Ho letto di recente “Scusa ma ti chiamo amore” opera stravenduta di Federico Moccia, approdata anche al cinema. La storia richiama quella del film “Segni particolari bellissimo” (1983): una giovanissima Federica Moro cerca di conquistare il rubacuori non certo bellissimo Adriano Celentano. 20 anni di differenza, lo stesso divario che divide Alex e Niky. Che dire? Il papà dello scrittore gli ha dato il soggetto, il cui tema è tuttaltro che originale (e allora, perché tante polemiche?). Ma passiamo al libro: una storia godibile e leggera, ricca di trovate che richiamano il cinema e a tratti divertente, con qualche spunto originale. Ma… le adolescenti sono tutte così? Le Onde sembrano le tipiche protagoniste degli anime: entusiaste, allegre, senza problemi. E poi: tutte alte, belle, sportive, intelligenti. Ok le pazzie degli adolescenti e l’entusiamo. Ma… dove sono i problemi dell’età? Non che tutti siano tipo Werther, ma nemmeno che tutti siano spensierati, in un’età che è tra le più difficili. Insomma: ci sono i complessi dell’età, c’è lo sfigato del gruppo. Qua, invece, tutti spavaldi, splendidi. Qualche insicurezza (la paura d’amare di Olly). Si può obiettare: Moccia ha voluto creare un mondo parallelo, una sorta di favola. E fin qua, ok. Poi arriva l’autore che dichiara di rappresentare la gioventù. Qua la realtà è quella dei luoghi romani. Il resto non è così reale, né così credibile come afferma lo scrittore. Possibile che la maggior parte dei i personaggi facciano una citazione letteraria o cinematografica? E poi: Niky compie 18 anni a maggio ed è all’ultimo anno di liceo. Errore: se è all’ultimo anno, dovrebbe compierne 19, età in cui si comincia l’Università. Oppure dovrebbe essere ancora al quarto anno. A meno che non avesse cominciato la prima elementare a 5 anni, un anno prima (e qua, va bene, si può soprassedere). Tutto per mettere in evidenza il fatto che lui va con una minorenne e per fare scalpore.

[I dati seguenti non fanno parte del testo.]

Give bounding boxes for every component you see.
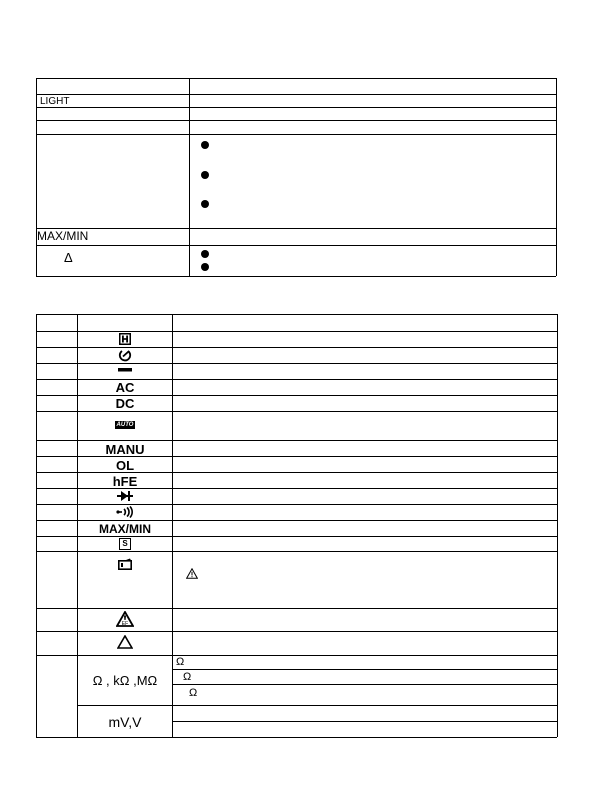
ef-label: EF <box>121 621 129 627</box>
bullet-icon <box>201 250 209 258</box>
ohm-sub-1: Ω <box>176 656 185 668</box>
maxmin-symbol: MAX/MIN <box>99 522 151 536</box>
relative-icon <box>117 635 133 649</box>
s-box-icon: S <box>119 538 131 550</box>
auto-badge: AUTO <box>116 422 134 428</box>
diode-icon <box>117 490 133 502</box>
auto-power-off-icon <box>118 348 132 362</box>
ohm-units-symbol: Ω , kΩ ,MΩ <box>92 673 158 688</box>
volt-units-symbol: mV,V <box>108 714 142 730</box>
ef-warning-icon <box>116 611 134 627</box>
dc-symbol: DC <box>115 396 135 411</box>
ohm-sub-3: Ω <box>189 687 198 699</box>
ac-symbol: AC <box>115 380 135 395</box>
hfe-symbol: hFE <box>112 474 138 489</box>
warning-icon <box>186 568 198 579</box>
ohm-sub-2: Ω <box>183 671 192 683</box>
bullet-icon <box>201 141 209 149</box>
delta-label: Δ <box>64 250 73 265</box>
bullet-icon <box>201 200 209 208</box>
battery-icon <box>118 558 132 570</box>
max-min-label: MAX/MIN <box>37 229 89 243</box>
hold-icon <box>119 333 131 345</box>
ol-symbol: OL <box>115 458 135 473</box>
continuity-icon <box>116 506 134 518</box>
bullet-icon <box>201 263 209 271</box>
bullet-icon <box>201 171 209 179</box>
minus-icon <box>118 368 132 372</box>
manu-symbol: MANU <box>105 442 145 457</box>
light-label: LIGHT <box>40 96 70 107</box>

A parte qualche errore ritrovato, quello che irrita è la mancanza di onestà intellettuale dell’autore. Puoi dire che rappresenti i giovani se è davvero così. In verità i suoi romanzi rappresentano realtà e personaggi stereotipati. Se Moccia dicesse “creo le storie che vorrebbero sentirsi raccontare le persone, per evasione, per far sognare, per vendere così a colpo sicuro milioni di copie, allora sarebbe onesto e accetterei le sue dichiarazioni”. Ma quello che non si può accettare è la dichiarazione che manca di obiettività e onestà intellettuale. Cioè il non dare alle proprie opere il valore che hanno, dichiarando il falso.
Il libro? Da leggere se si vuole evadere, sognare e se si vuole qualcosa di leggero.